El departamento dejó de sentirse tan solo y peligroso. Mi movielist no ha podido descansar ni en las madrugadas, no sería lo justo. Por eso, realmente no puedo quejarme; de película en película, gozo la satisfacción de saber que los finales no serán desastrosos, que no me harán llorar y, mejor aún, que no me harán pensar. Y así como ese día mi cuerpo se agitó a la par de las raíces de la Tierra, comencé a repetir los diálogos al mismo tiempo en que los decían los personajes, no me falla ni una palabrita.
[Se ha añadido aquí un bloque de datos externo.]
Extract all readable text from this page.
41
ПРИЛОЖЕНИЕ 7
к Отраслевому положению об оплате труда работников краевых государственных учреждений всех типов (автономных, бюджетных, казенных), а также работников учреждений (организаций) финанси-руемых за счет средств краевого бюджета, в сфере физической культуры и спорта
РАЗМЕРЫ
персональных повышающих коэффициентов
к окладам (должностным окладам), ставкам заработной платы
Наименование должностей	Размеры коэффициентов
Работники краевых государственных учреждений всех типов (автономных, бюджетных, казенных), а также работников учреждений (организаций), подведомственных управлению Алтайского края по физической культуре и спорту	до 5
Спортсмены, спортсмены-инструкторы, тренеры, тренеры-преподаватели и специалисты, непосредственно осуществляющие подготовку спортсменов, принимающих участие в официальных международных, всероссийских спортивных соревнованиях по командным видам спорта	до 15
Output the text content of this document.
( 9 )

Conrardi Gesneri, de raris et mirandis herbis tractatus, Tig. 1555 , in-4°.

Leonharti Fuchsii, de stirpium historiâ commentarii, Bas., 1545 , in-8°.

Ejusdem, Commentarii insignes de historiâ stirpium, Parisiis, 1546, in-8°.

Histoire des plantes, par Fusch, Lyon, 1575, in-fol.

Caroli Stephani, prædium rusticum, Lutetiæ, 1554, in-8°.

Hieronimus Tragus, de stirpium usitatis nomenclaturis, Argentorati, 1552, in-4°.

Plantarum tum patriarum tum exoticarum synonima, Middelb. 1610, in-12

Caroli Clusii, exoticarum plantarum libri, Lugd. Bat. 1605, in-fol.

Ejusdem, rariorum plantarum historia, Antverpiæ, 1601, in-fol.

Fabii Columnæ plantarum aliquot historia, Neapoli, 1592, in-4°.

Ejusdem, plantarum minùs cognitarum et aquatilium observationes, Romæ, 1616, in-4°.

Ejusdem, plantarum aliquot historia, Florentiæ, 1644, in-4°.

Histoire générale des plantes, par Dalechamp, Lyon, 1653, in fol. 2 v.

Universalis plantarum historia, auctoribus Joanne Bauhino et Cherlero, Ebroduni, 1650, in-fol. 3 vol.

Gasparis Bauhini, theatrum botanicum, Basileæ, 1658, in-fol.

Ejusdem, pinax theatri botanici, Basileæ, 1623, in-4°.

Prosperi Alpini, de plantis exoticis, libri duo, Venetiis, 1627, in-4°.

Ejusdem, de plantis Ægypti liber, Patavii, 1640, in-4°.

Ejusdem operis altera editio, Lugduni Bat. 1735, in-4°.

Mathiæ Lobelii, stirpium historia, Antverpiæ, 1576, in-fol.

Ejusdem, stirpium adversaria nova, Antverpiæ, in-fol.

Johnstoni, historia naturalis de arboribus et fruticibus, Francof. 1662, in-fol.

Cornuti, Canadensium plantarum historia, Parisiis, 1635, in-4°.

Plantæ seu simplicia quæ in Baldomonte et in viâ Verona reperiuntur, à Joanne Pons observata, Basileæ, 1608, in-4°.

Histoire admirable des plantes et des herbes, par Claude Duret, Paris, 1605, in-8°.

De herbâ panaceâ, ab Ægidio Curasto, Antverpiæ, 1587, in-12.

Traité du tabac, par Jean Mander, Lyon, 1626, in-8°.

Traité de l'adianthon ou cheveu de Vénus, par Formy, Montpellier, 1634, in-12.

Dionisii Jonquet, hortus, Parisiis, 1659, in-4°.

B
Y aunque conozco a la perfección sus acciones, no me dejo de maravillar; probablemente sea la ofrenda correspondiente por estar viva. De la nada, Adam y Lilo se convirtieron en mi prozac a domicilio. Sin receta y sin consulta. No puedo pedir más, o no debo, o no quiero, o no sé cómo.

En una de esas me quedé pensando en la parte en que explican que el cabello de Gretchen Wieners es tan enorme porque está lleno de secretos. El mío, el cabello de Sahiye Cruz, cada vez es más largo, y no precisamente por mi TRESemmé; a mis 29 años, apenas tengo oportunidad de hacer del miedo y de la desesperación, fastidiosamente estáticos, dos de mis grandes secretos. No son secretos por no deber contarlos, sino por no poder.

Entretanto, cada una de las personas se han hecho sibilinas para mí porque, estoy segura, desde ese 19 de septiembre algunas guardan secretos mucho más sagrados. Dicho de otro modo: ni Gretchen, en su más dramático esquema, podría tener reservas tan vitales como el poder afirmar que se tiene otra oportunidad, con todo y el hecho de que Dios nos haya mirado fijamente. Con eso basta para poder decir que sobreviví al 19-S. Inahalar y exhalar. Respirar.